Beanpole ★★★★½

a slow-burn of a film, beanpole unspools all the fixings of quiet trauma. trauma that does not scream or thrash, but can be seen in croaking seizures and silent wishes for death. rather than the external devastations of war, balagov focuses on the internal sufferings of his characters, the irreparable emotional and psychological damage. the external wounds that they do have only serve to bolster their emotional pain. beanpole is plotted with stolid intention, a narrative of weariness and despair that feels suffocating.
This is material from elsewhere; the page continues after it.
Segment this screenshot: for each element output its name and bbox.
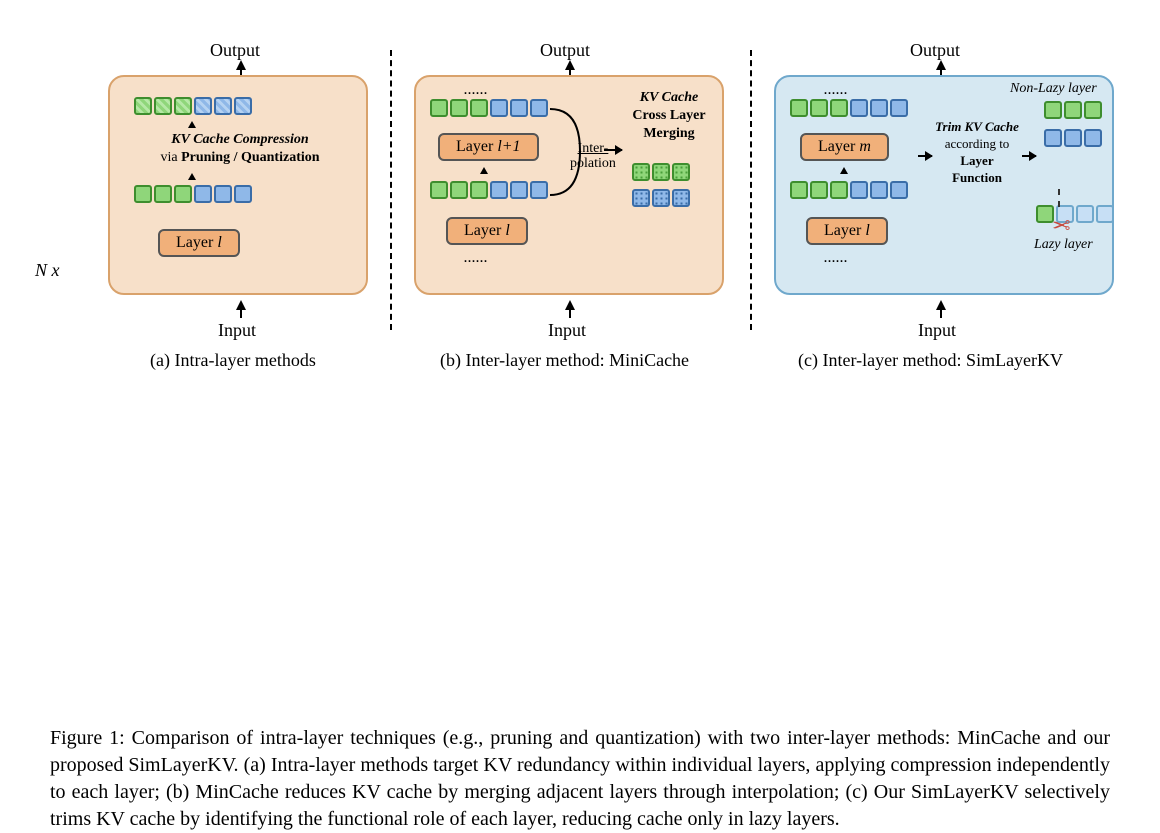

lanky, snow-dusted iya was discharged from the frontlines of the war due to a strange form of post-concussion syndrome that causes her body sudden fits of paralysis in an uncanny sort of seizure; her voice is swallowed and her body is not her own anymore. compared to the towering, sheet-pale iya, the smaller masha seems to come from an entirely different reality. the hugeness of her personality and brightness of her burnt red hair splash across Iya’s sincere silences and gentle words. when masha arrives home from the front their codependency, undeniable intimacy, and emotional manipulation become the forefront of their attempts to recover.

our two central characters are both assigned colors: iya is green and masha is red. marked by the brightly knitted sweaters they wear, the fire of masha’s hair and the shades that surround them, their colors become an important facet of storytelling for balagov. at first, their colors are entirely separate; the chipped red paint of the apartment doors avoids the dripping, intoxicating greens painted on the apartment walls. one can trace the appearance of these colors and associate them with masha and iya’s attempt to find some sort of solid footing in the face of their sharp losses. as the narrative progresses and the intensity of their relationship spirals, their colors begin to merge and splatter across each other. iya’s sweaters are covered in flecks of red, masha puts on a green dress and violently spins until she can feel something.

beanpole and all of its cold intensity is a gorgeous exploration of post-war trauma and the mangled process of mending psychological wounds. its masterful production design and beautiful visuals make it even more affecting. i really love this!